Posted: Fri Feb 09, 2007 8:13 am
by patonp
I've read in another post that datasets containing bounded-length varchar fields can grow to be be quite large as they allocate almost the full amount of space defined, even when only a few characters of the varchar field are actually used.

Is the total size of your datasets much larger than your sequential file? (i.e. could the I/O involved writing out a larger set of files be the cause of your performance discrepancy?)

Posted: Fri Feb 09, 2007 11:32 am
by splayer
Arndw, when I changed my resourcedisk path to the Datasets folder where datasets are created, the time taken for sequential file was the same as for data set files, 69secs. So depending on the folder, performance varies. Do you have any idea as to why it might be?

I would think that dataset version should at least be a few seconds faster.

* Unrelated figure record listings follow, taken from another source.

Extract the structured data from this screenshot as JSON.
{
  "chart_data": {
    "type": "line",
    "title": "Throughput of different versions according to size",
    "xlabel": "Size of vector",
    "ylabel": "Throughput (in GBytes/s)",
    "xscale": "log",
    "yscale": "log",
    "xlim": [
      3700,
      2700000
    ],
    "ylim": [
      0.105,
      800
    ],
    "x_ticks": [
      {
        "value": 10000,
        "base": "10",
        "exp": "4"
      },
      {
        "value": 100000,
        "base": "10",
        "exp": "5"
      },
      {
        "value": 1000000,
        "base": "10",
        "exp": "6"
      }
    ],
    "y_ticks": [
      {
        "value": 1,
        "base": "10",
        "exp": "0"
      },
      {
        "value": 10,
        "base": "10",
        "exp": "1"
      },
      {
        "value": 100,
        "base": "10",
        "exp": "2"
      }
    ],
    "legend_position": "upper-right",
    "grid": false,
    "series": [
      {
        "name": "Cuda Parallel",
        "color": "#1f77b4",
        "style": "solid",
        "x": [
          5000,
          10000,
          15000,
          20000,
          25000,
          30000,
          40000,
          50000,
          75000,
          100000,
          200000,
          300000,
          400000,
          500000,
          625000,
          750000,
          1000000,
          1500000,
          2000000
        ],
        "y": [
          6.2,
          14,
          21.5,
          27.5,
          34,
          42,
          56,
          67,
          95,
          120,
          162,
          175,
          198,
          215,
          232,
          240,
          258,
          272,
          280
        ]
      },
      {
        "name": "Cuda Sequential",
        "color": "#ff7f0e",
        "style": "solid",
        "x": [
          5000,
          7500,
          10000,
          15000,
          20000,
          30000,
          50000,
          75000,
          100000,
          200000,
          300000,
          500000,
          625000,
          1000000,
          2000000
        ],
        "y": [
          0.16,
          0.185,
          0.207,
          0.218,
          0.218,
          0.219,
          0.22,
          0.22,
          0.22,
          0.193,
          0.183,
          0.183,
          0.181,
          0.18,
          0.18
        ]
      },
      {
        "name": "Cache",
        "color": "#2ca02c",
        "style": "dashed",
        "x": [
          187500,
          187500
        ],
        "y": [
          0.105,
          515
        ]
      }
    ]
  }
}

Posted: Fri Feb 09, 2007 11:52 am
by ArndW
splayer - look at the filesystems and options used for your two partitions.

Posted: Fri Feb 09, 2007 1:33 pm
by splayer
This is my job:
SeqFile --> Modify --> SurrogateKeyGenerator --> Transformer --> TargetFile(Dataset stage)

To answer balajisr's question, partitioning is set to Auto throughout.

Posted: Fri Feb 09, 2007 3:45 pm
by ray.wurlod
Arnd means to look at the hardware. For example, is one directory on local disk and the other in a SAN?

Posted: Fri Feb 09, 2007 11:03 pm
by kumar_s
That particular directory can be of different mount point, which might have network congestion.

Posted: Sat Feb 10, 2007 10:31 pm
by splayer
Ray, pardon my ignorance about hardware but what does SAN stand for?

Posted: Sat Feb 10, 2007 10:40 pm
by DSguru2B

Posted: Sat Feb 10, 2007 10:53 pm
by chulett
Not to be confused with NAS. :wink:

Posted: Sun Feb 11, 2007 4:54 am
by ray.wurlod
DSguruji wrote:Storage Area Network


More usually Storage ARRAY Network - an array of storage devices (disks) connected with intelligent controllers so that they can be managed as a single entity or partitioned as required.